そのとき、さっきの栗鼠が再び口を利いた。
「我が女王。できそこないのフレースヴェルグではなく、我が手をお取りください」
可愛い見た目の栗鼠が、大人の男の人の声で人間の言葉を話す。
違和感以上に、その姿から声から禍々しいなにかがあふれ出ていて、思わず身震いした。
「女王? 誰のこと? それに、その……フレ……? って、なに?」
「ライラや、その声を聴いてはいけない。

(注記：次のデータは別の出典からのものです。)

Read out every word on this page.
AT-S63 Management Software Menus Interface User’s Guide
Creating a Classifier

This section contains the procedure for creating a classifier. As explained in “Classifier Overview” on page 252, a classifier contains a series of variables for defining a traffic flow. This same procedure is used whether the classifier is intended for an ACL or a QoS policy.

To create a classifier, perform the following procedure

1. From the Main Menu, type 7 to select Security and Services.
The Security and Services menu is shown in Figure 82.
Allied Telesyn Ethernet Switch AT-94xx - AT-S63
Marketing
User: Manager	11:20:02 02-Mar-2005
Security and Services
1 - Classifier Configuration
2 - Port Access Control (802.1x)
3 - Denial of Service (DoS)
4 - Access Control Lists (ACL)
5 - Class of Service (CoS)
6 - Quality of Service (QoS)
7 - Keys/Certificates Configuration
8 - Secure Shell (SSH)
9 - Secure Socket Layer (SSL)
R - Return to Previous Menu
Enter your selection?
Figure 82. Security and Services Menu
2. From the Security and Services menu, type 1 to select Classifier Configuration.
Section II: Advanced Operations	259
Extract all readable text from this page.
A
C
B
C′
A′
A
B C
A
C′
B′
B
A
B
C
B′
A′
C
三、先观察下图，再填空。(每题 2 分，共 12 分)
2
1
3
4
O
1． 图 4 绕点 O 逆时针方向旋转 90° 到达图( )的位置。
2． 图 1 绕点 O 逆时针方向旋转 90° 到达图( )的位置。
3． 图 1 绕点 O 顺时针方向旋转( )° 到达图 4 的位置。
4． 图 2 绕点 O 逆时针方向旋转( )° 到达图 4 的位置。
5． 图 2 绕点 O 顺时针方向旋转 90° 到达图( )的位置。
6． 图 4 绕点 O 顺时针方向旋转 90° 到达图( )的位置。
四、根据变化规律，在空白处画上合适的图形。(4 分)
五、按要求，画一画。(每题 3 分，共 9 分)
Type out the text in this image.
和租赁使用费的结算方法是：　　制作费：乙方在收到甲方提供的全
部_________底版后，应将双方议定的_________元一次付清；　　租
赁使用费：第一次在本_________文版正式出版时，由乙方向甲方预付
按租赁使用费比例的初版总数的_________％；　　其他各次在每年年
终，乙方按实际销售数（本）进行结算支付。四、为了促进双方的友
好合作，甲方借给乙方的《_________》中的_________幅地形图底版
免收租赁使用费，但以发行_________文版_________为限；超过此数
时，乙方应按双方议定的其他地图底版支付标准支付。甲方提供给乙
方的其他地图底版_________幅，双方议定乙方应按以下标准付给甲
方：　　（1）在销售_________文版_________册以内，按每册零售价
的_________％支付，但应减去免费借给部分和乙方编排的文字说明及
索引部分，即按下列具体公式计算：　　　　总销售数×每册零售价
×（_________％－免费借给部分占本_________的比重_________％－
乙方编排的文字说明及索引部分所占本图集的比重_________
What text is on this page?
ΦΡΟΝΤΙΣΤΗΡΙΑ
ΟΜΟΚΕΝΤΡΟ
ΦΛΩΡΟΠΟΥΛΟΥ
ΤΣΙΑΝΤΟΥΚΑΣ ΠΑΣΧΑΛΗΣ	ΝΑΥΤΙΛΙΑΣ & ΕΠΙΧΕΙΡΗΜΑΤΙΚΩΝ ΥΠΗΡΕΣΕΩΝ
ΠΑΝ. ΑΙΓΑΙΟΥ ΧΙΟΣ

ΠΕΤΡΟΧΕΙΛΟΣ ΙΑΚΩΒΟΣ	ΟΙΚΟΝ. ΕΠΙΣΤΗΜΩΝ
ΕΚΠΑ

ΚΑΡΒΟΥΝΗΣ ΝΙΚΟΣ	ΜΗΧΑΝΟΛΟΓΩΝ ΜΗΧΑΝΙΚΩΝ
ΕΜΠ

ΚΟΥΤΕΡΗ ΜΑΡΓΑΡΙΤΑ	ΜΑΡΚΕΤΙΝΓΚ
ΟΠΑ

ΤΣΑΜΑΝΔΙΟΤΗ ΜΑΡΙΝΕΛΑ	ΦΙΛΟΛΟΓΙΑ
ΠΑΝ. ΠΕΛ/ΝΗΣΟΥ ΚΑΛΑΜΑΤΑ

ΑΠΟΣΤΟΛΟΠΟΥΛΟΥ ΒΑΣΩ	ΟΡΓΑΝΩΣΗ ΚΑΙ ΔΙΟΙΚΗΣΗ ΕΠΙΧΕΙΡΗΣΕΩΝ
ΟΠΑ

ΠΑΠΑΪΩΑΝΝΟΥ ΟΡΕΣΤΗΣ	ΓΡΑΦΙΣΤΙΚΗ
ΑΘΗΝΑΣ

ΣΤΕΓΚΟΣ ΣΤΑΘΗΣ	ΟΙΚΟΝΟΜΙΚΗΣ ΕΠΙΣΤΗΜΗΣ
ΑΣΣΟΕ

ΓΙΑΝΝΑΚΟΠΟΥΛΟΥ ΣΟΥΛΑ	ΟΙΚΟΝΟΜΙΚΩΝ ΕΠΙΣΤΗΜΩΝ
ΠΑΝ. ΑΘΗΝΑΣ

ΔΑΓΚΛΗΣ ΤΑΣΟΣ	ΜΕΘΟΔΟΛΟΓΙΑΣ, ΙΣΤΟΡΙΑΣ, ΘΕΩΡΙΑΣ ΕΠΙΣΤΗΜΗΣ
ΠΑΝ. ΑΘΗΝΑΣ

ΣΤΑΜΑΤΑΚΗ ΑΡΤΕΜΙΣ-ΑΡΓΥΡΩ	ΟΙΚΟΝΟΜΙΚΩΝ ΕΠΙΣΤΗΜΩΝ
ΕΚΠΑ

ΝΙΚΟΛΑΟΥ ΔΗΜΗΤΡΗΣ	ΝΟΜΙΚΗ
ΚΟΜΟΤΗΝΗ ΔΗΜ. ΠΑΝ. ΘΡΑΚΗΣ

それは邪霊だ」
「邪霊とはひどい言いようだ、古老」
今度はコローときた。
義父さんがコローで、栗鼠がラタなんとかで、あと多分マックスがフレなんとか。
で、あたしが「女王」?
わけわかんない。
確かに、こいつは義父さんの言う通り、人を惑わす邪霊のようだ。
その邪霊栗鼠に、マックスが妙なことを言い放つ。
「邪霊でないと言うならば、人としての姿を現せ、トールビョルン」
え? トールビョルン?
それって、「人であって」「人でない」と真実の瞳が告げた、あの得体の知れないお兄さんの名前よね?
「兄に対する敬意が不足しているようだな、愚弟よ」
そしてあたしも気がついた。
この声、さっきの夢の中で聞いた声だ。
でも、声音が全然違う。
夢の中で聞いたのは、もっと儚げで優しい声だった。